Ecco allora che recuperare la conoscenza della storia, incentivare nelle scuole lo studio del passato e del presente non come puro nozionismo, ma come mezzo necessario per capire il presente e progettare il futuro, ripristinare e incrementare le facoltà universitarie di discipline storiche, è la via maestra per fare dei giovani cittadini consapevoli e non passivi strumenti del mercato.

 

Bruno D’Avanzo

 

 

NOTE

(1) LA STORIA È UN BENE COMUNE. SALVIAMOLA, appello di Andrea Camilleri, Andrea  Giardina, Liliana Segre.

(2) ibid.

(3) I regimi autoritari (spesso dittature militari)  che dominarono non solo in Cile, ma in gran parte dei paesi dell’America Latina negli anni ‘70 e ’80, si macchiarono dei delitti più atroci mettendo in pratica una politica del terrore che ricorda quella del nazismo; e come i nazisti che al momento della disfatta si sforzarono di cancellare le prove delle atrocità commesse, così tali dittature quando ancora erano al potere cercarono di occultare i propri misfatti, vuoi facendo “sparire” un gran numero di prigionieri gettandoli dagli aerei nell’oceano, vuoi “dinamitando” i loro resti per cancellarne ogni traccia..

(4) Incentivare forme di contratti “a termine” colpisce al cuore i diritti di chi lavora in quanto un precariato diffuso rende più difficile (in taluni casi quasi impossibile) la lotta sindacale a difesa dei lavoratori.

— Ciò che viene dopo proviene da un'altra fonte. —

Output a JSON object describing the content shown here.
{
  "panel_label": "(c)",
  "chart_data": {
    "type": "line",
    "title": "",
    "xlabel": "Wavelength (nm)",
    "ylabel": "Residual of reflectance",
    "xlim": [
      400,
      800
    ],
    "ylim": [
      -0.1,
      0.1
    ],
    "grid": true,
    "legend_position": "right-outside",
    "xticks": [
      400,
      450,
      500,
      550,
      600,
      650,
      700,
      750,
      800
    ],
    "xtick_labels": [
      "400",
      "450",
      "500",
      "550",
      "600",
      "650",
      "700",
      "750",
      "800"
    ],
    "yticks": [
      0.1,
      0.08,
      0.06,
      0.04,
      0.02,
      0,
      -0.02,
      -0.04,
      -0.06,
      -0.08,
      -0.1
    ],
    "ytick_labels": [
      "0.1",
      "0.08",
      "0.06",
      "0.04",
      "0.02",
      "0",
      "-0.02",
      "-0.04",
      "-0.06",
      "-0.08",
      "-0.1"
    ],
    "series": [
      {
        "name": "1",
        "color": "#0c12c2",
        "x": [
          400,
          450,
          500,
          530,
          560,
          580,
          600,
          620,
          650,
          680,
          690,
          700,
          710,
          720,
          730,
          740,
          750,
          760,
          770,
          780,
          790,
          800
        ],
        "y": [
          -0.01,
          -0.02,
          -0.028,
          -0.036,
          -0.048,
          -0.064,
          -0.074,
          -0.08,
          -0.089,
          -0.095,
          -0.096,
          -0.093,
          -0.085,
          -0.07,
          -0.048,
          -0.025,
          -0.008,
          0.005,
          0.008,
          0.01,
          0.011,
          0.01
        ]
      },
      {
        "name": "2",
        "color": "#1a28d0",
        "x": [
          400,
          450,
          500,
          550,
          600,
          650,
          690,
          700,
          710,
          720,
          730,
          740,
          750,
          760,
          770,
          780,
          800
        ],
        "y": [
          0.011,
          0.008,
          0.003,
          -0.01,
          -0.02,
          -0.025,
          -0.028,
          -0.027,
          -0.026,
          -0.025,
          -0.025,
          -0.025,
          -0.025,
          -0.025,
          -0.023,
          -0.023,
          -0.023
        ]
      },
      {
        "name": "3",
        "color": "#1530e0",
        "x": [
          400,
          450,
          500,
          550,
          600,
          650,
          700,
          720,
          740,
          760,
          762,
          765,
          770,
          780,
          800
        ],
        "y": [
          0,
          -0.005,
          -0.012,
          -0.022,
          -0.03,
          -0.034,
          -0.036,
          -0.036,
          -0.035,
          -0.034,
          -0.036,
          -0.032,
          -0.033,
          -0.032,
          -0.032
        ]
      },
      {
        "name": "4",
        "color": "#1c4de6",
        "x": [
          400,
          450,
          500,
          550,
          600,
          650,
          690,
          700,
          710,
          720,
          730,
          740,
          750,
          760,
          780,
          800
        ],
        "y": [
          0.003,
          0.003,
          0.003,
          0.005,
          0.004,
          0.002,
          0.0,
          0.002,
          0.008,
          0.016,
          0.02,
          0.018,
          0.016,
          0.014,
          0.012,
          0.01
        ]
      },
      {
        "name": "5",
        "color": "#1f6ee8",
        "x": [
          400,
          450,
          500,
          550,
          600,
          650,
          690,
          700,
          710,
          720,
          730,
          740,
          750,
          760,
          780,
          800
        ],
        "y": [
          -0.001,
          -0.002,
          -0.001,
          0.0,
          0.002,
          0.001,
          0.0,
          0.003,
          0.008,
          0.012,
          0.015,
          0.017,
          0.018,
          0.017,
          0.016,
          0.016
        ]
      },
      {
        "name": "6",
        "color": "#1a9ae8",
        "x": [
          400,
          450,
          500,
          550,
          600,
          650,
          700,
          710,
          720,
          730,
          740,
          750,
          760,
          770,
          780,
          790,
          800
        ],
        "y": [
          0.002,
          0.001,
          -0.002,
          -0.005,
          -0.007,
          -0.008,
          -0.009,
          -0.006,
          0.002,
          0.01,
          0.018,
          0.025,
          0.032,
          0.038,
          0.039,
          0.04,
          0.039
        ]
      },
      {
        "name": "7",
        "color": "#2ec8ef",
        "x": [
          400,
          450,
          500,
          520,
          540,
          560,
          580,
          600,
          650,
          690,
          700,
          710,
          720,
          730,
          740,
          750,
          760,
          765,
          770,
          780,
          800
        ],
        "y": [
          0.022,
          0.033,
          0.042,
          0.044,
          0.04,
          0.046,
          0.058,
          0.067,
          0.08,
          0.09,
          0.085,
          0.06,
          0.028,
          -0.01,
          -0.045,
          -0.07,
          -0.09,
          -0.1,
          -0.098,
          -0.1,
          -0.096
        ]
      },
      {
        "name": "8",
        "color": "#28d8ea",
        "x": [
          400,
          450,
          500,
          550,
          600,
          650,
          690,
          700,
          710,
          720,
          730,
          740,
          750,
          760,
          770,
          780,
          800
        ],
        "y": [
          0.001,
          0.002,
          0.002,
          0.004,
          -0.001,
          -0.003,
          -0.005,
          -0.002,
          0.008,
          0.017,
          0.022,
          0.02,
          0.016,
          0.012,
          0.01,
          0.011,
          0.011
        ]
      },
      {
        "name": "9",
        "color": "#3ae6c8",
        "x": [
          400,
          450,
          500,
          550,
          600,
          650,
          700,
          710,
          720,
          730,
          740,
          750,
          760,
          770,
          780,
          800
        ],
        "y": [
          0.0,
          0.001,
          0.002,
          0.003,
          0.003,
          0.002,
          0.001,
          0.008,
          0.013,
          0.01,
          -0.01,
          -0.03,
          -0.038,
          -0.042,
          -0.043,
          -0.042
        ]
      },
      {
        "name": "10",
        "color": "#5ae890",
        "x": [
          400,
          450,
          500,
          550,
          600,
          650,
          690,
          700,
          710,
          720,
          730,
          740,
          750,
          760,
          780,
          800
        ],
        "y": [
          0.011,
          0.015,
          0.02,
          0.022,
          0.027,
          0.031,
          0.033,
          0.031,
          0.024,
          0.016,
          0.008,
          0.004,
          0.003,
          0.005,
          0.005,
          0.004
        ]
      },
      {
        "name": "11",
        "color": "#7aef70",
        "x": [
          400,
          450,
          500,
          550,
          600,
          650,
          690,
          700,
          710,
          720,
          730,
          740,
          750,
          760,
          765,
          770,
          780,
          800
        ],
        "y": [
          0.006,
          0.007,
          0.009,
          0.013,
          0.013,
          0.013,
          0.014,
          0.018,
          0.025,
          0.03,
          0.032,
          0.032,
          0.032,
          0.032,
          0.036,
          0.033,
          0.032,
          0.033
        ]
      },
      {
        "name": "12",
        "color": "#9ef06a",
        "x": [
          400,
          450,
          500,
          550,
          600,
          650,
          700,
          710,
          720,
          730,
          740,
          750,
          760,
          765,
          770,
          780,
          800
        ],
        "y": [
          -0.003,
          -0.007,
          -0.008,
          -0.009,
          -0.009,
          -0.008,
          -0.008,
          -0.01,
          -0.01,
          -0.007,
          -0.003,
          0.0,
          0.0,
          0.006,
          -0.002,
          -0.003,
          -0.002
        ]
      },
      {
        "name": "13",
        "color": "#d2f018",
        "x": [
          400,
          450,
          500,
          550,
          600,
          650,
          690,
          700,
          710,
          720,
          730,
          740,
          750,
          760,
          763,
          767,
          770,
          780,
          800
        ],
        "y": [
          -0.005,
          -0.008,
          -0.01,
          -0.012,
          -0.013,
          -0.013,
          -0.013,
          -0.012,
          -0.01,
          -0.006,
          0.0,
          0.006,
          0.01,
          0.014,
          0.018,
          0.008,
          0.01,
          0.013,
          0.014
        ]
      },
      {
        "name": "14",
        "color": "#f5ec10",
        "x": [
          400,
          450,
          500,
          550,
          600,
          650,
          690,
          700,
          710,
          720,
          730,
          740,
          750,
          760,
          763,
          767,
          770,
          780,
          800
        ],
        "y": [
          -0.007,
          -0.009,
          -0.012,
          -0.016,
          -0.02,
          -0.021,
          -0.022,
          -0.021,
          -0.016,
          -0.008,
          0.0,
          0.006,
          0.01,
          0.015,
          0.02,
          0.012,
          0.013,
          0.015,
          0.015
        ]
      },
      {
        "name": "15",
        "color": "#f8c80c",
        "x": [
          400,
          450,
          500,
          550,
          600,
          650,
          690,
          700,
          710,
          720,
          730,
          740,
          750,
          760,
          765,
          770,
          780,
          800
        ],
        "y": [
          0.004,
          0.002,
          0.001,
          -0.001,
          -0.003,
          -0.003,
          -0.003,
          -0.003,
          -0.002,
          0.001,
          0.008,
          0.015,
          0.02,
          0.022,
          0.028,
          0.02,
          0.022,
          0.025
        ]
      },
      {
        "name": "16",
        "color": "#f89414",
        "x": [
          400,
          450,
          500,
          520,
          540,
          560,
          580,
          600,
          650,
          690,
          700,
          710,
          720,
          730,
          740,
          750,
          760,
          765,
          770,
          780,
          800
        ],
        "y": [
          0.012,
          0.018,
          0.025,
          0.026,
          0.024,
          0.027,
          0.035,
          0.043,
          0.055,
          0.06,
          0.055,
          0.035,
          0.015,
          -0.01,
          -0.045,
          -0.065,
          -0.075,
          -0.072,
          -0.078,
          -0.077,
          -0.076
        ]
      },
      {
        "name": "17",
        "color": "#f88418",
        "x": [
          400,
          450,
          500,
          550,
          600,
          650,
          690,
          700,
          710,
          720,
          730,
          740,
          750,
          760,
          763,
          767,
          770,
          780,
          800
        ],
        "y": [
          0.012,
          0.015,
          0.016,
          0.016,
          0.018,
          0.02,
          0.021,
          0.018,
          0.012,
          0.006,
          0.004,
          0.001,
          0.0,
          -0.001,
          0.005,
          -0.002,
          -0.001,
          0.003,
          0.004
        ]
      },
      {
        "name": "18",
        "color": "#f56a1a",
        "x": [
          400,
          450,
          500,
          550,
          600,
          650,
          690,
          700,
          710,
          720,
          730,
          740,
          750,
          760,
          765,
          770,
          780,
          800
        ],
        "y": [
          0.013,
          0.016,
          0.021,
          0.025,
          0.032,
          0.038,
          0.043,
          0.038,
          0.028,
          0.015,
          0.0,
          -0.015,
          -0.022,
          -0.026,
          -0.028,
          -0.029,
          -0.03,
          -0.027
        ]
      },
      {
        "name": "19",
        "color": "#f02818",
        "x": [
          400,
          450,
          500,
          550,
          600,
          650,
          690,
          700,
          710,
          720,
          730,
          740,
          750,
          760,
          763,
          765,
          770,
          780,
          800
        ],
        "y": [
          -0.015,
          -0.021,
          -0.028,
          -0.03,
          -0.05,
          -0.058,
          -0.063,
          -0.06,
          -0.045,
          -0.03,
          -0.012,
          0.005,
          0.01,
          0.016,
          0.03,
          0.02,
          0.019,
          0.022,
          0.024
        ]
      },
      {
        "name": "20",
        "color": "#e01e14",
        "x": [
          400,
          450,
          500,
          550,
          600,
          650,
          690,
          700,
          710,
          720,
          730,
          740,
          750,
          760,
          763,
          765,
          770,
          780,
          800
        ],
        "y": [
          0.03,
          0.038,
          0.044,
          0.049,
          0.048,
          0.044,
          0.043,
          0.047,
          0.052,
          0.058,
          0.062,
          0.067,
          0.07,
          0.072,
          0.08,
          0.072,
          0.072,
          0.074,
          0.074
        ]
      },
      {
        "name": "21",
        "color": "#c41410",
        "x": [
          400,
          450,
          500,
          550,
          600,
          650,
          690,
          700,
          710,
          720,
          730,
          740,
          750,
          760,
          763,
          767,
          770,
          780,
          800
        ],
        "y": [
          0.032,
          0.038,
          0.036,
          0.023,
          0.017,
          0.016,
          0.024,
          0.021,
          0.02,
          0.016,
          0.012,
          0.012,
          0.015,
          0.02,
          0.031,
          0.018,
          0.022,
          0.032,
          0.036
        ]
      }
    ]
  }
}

(5) Le conseguenze nefaste della cancellazione della memoria storica sono ben presenti nelle dichiarazioni del papa. Francesco, consapevole dei pericoli insiti nell’uso delle nuove tecnologie della comunicazione, ha lanciato un grido di allarme rivolto soprattutto alle giovani generazioni. Tali mezzi, infatti, possono avere una funzione regressiva perché, se usati senza controllo, inducono a concentrare tutta l’attenzione su ciò che ci colpisce nell’immediato, su di un presente privo di memoria, destinato a venire poi cancellato quanto prima, in quanto sostituito da un nuovo presente.